На одном из кожаных диванов, напоминая собрание в пятидесятнической церкви, уютно расположилась компания темнокожих женщин средних лет. Все они, подобно Беверли, окинули меня беглыми оценивающими взглядами. Непонятно как среди них затесалась худая белая дама в розовом кашемировом костюме и с жемчугом на шее, но она явно чувствовала себя свободно, словно по пути забежала в гости да так и осталась. От жары дама, похоже, ничуть не страдала. Она дружески кивнула мне.
Но все это было не важно. Потому что здесь присутствовала богиня реки Темзы.
Она восседала на самом роскошном из всех кресел. Ее волосы, переплетенные черной позолоченной лентой, венчали голову подобно короне. На круглом лице без единой морщинки, гладком и нежном, как у ребенка, выделялись полные, очень темные губы. У нее был тот же кошачий разрез глаз, что и у Беверли. Ее блузку и юбку с запахом украшало тончайшее австрийское кружево. Воротник блузки, расшитый серебряным и алым, был достаточно широк, чтобы являть миру покатое плечо и верхнюю часть роскошного бюста.

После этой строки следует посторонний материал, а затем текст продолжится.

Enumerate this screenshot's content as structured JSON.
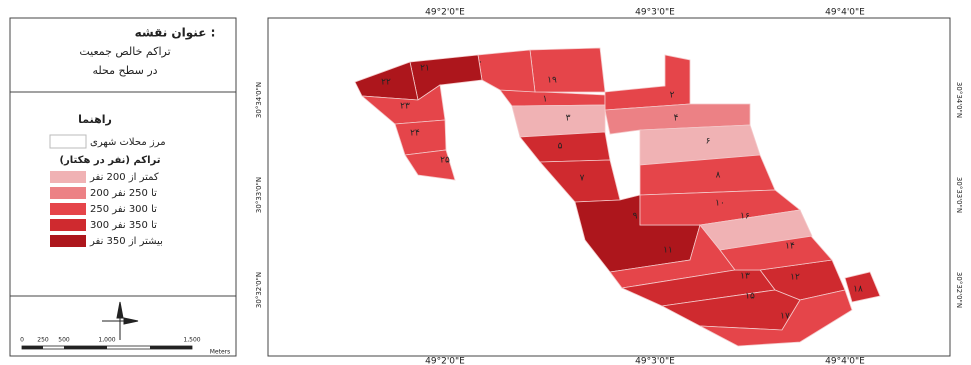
{
  "legend": {
    "title": "عنوان نقشه :",
    "subtitle": [
      "تراکم خالص جمعیت",
      "در سطح محله"
    ],
    "heading": "راهنما",
    "boundary": "مرز محلات شهری",
    "classes_title": "تراکم (نفر در هکتار)",
    "classes": [
      "کمتر از 200 نفر",
      "200 تا 250 نفر",
      "250 تا 300 نفر",
      "300 تا 350 نفر",
      "بیشتر از 350 نفر"
    ]
  },
  "scale_bar": {
    "ticks": [
      "0",
      "250",
      "500",
      "1,000",
      "1,500"
    ],
    "unit": "Meters"
  },
  "map": {
    "top_labels": [
      "49°2'0\"E",
      "49°3'0\"E",
      "49°4'0\"E"
    ],
    "bottom_labels": [
      "49°2'0\"E",
      "49°3'0\"E",
      "49°4'0\"E"
    ],
    "left_labels": [
      "30°34'0\"N",
      "30°33'0\"N",
      "30°32'0\"N"
    ],
    "right_labels": [
      "30°34'0\"N",
      "30°33'0\"N",
      "30°32'0\"N"
    ],
    "districts": [
      "۱",
      "۲",
      "۳",
      "۴",
      "۵",
      "۶",
      "۷",
      "۸",
      "۹",
      "۱۰",
      "۱۱",
      "۱۲",
      "۱۳",
      "۱۴",
      "۱۵",
      "۱۶",
      "۱۷",
      "۱۸",
      "۱۹",
      "۲۰",
      "۲۱",
      "۲۲",
      "۲۳",
      "۲۴",
      "۲۵"
    ]
  }
}
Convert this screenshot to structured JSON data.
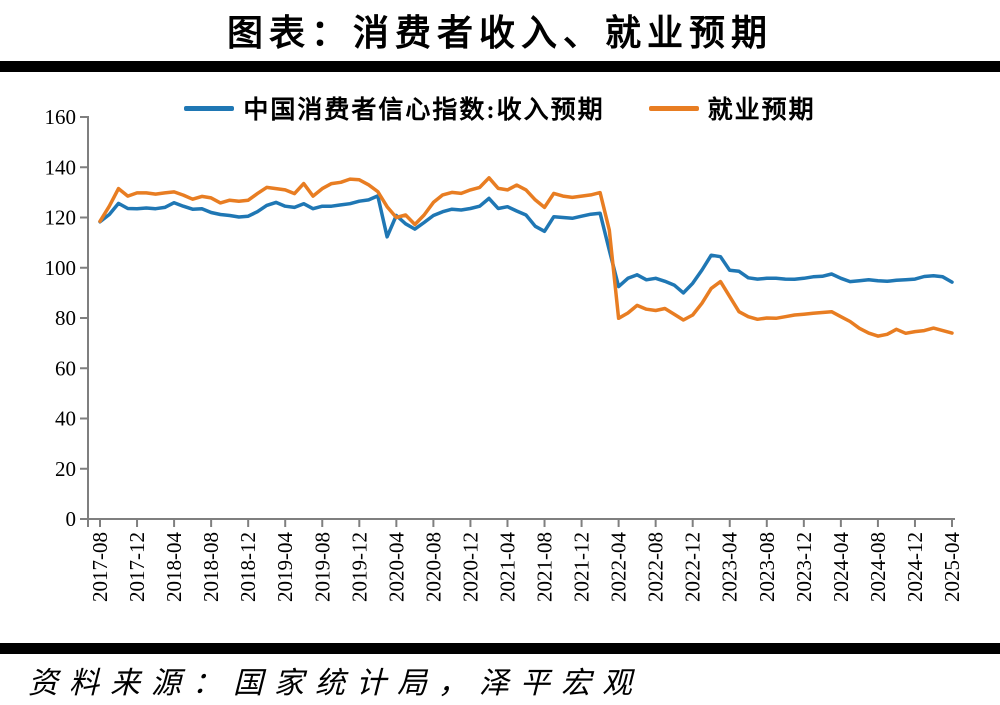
{
  "title": "图表：消费者收入、就业预期",
  "source_note": "资料来源：国家统计局，泽平宏观",
  "legend": [
    {
      "label": "中国消费者信心指数:收入预期",
      "color": "#1F77B4"
    },
    {
      "label": "就业预期",
      "color": "#E87D22"
    }
  ],
  "chart_data": {
    "type": "line",
    "title": "图表：消费者收入、就业预期",
    "xlabel": "",
    "ylabel": "",
    "ylim": [
      0,
      160
    ],
    "y_ticks": [
      0,
      20,
      40,
      60,
      80,
      100,
      120,
      140,
      160
    ],
    "grid": false,
    "legend_position": "top-center",
    "axis_color": "#7F7F7F",
    "x_tick_labels": [
      "2017-08",
      "2017-12",
      "2018-04",
      "2018-08",
      "2018-12",
      "2019-04",
      "2019-08",
      "2019-12",
      "2020-04",
      "2020-08",
      "2020-12",
      "2021-04",
      "2021-08",
      "2021-12",
      "2022-04",
      "2022-08",
      "2022-12",
      "2023-04",
      "2023-08",
      "2023-12",
      "2024-04",
      "2024-08",
      "2024-12",
      "2025-04"
    ],
    "x": [
      "2017-08",
      "2017-09",
      "2017-10",
      "2017-11",
      "2017-12",
      "2018-01",
      "2018-02",
      "2018-03",
      "2018-04",
      "2018-05",
      "2018-06",
      "2018-07",
      "2018-08",
      "2018-09",
      "2018-10",
      "2018-11",
      "2018-12",
      "2019-01",
      "2019-02",
      "2019-03",
      "2019-04",
      "2019-05",
      "2019-06",
      "2019-07",
      "2019-08",
      "2019-09",
      "2019-10",
      "2019-11",
      "2019-12",
      "2020-01",
      "2020-02",
      "2020-03",
      "2020-04",
      "2020-05",
      "2020-06",
      "2020-07",
      "2020-08",
      "2020-09",
      "2020-10",
      "2020-11",
      "2020-12",
      "2021-01",
      "2021-02",
      "2021-03",
      "2021-04",
      "2021-05",
      "2021-06",
      "2021-07",
      "2021-08",
      "2021-09",
      "2021-10",
      "2021-11",
      "2021-12",
      "2022-01",
      "2022-02",
      "2022-03",
      "2022-04",
      "2022-05",
      "2022-06",
      "2022-07",
      "2022-08",
      "2022-09",
      "2022-10",
      "2022-11",
      "2022-12",
      "2023-01",
      "2023-02",
      "2023-03",
      "2023-04",
      "2023-05",
      "2023-06",
      "2023-07",
      "2023-08",
      "2023-09",
      "2023-10",
      "2023-11",
      "2023-12",
      "2024-01",
      "2024-02",
      "2024-03",
      "2024-04",
      "2024-05",
      "2024-06",
      "2024-07",
      "2024-08",
      "2024-09",
      "2024-10",
      "2024-11",
      "2024-12",
      "2025-01",
      "2025-02",
      "2025-03",
      "2025-04"
    ],
    "series": [
      {
        "name": "中国消费者信心指数:收入预期",
        "color": "#1F77B4",
        "values": [
          118.3,
          121.2,
          125.6,
          123.6,
          123.5,
          123.8,
          123.5,
          124.0,
          125.9,
          124.5,
          123.3,
          123.5,
          122.0,
          121.2,
          120.8,
          120.2,
          120.5,
          122.3,
          124.8,
          126.0,
          124.5,
          124.0,
          125.5,
          123.5,
          124.5,
          124.5,
          125.0,
          125.5,
          126.5,
          127.0,
          128.6,
          112.3,
          120.8,
          117.5,
          115.4,
          118.0,
          120.8,
          122.3,
          123.3,
          123.0,
          123.6,
          124.5,
          127.6,
          123.6,
          124.3,
          122.6,
          121.0,
          116.5,
          114.5,
          120.3,
          120.0,
          119.7,
          120.5,
          121.3,
          121.7,
          107.0,
          92.5,
          95.8,
          97.2,
          95.2,
          95.8,
          94.6,
          93.1,
          90.0,
          93.8,
          99.1,
          105.0,
          104.4,
          99.0,
          98.6,
          96.0,
          95.5,
          95.8,
          95.8,
          95.5,
          95.4,
          95.8,
          96.4,
          96.6,
          97.5,
          95.8,
          94.5,
          94.8,
          95.2,
          94.8,
          94.6,
          95.0,
          95.2,
          95.5,
          96.5,
          96.8,
          96.4,
          94.3
        ]
      },
      {
        "name": "就业预期",
        "color": "#E87D22",
        "values": [
          118.5,
          124.5,
          131.5,
          128.5,
          129.8,
          129.8,
          129.3,
          129.8,
          130.2,
          128.9,
          127.3,
          128.4,
          127.8,
          125.8,
          126.9,
          126.5,
          126.9,
          129.5,
          132.0,
          131.5,
          131.0,
          129.5,
          133.5,
          128.5,
          131.5,
          133.5,
          134.0,
          135.3,
          135.0,
          133.0,
          130.3,
          124.3,
          120.0,
          121.0,
          117.2,
          121.0,
          126.0,
          129.0,
          130.0,
          129.6,
          131.0,
          132.0,
          135.8,
          131.6,
          131.0,
          132.9,
          131.0,
          127.0,
          124.0,
          129.6,
          128.5,
          128.0,
          128.5,
          129.0,
          129.9,
          115.0,
          79.9,
          82.0,
          85.0,
          83.5,
          83.0,
          83.8,
          81.5,
          79.2,
          81.2,
          85.9,
          91.8,
          94.5,
          88.5,
          82.5,
          80.5,
          79.5,
          80.0,
          79.9,
          80.5,
          81.2,
          81.5,
          81.9,
          82.2,
          82.5,
          80.5,
          78.6,
          75.9,
          74.0,
          72.8,
          73.5,
          75.5,
          73.9,
          74.6,
          75.0,
          76.0,
          75.0,
          74.0
        ]
      }
    ],
    "source": "资料来源：国家统计局，泽平宏观"
  }
}
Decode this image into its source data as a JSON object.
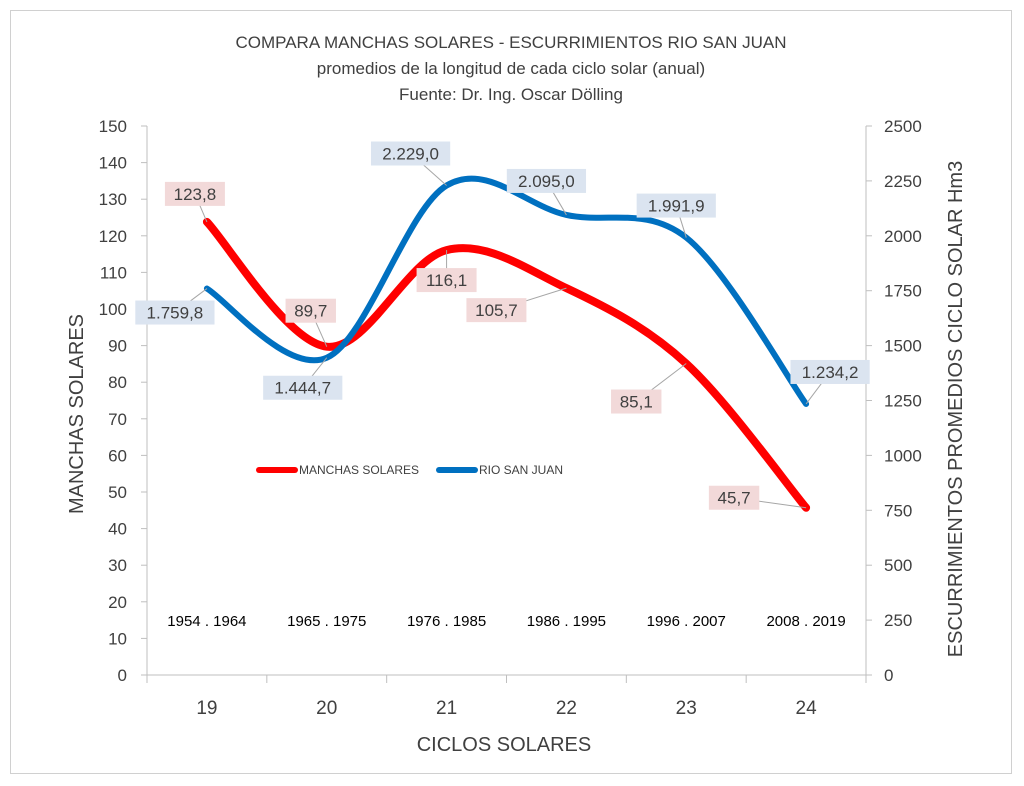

Одну идеально ухоженную руку она опустила на столик рядом с креслом. Под столиком виднелись мешки из грубой холстины и небольшие деревянные ящички. Я подошел ближе и ощутил запахи соленой воды и кофейных зерен, дизельного топлива и бананов, шоколада и рыбных потрохов. Тут я и без Найтингейла понял бы, что имею дело с чем-то сверхъестественным. Эта магия действовала мощно, завораживающе: как будто прилив захлестнул меня и несет в море. Сейчас, стоя перед богиней Темзы, я ни капли не удивлялся тому, что она нигерийка.
– Так вы, значит, ученик мага, – проговорила Матушка Темза. – Но разве это было в соглашении?
– Думаю, его дополнили, – с трудом пролепетал я.
Стремление немедленно броситься перед ней на колени, зарыться лицом в пышную грудь и биться в конвульсиях от восторга было почти непреодолимым. Она предложила мне сесть, и я сел, но в штанах стало так тесно, что я поморщился от боли.
Беверли тихо хихикнула, прикрыв рот ладошкой. Матушка Темза тоже улыбнулась, а затем отправила девчонку хозяйничать на кухню. Африканские женщины заводят детей, чтобы те помогали по дому, уж это я точно знаю.
– Хотите чашечку чая? – спросила Матушка Темза.
Я вежливо отказался. Найтингейл очень четко дал понять: в ее доме нельзя ничего есть или пить. «Стоит вам это сделать, – сказал он, – и все, вы в ее лапах».
Мою маму отказ от угощения оскорбил бы до глубины души, но Матушка Темза лишь милостиво кивнула. Возможно, это тоже было частью соглашения.
– Как там ваш мастер? Все хорошо? – спросила она.
– Да, мэм.
– С возрастом он вроде бы становится лучше, наш мастер Найтингейл, – заметила богиня.
Я не успел спросить, о чем речь. Она вдруг почему-то начала задавать вопросы о моих родителях:
– Ваша мама из Западной Африки, верно?
– Из Сьерра-Леоне.
– А ваш отец – он, наверно, уже не играет джаз?
– Вы знаете моего отца?
– Нет, – ответила она и многозначительно улыбнулась. – Просто все музыканты Лондона сродни мне, особенно те, что играют джаз и блюз. Таковы уж мы, реки.
– Может быть, вы и с Миссисипи знакомы? – спросил я.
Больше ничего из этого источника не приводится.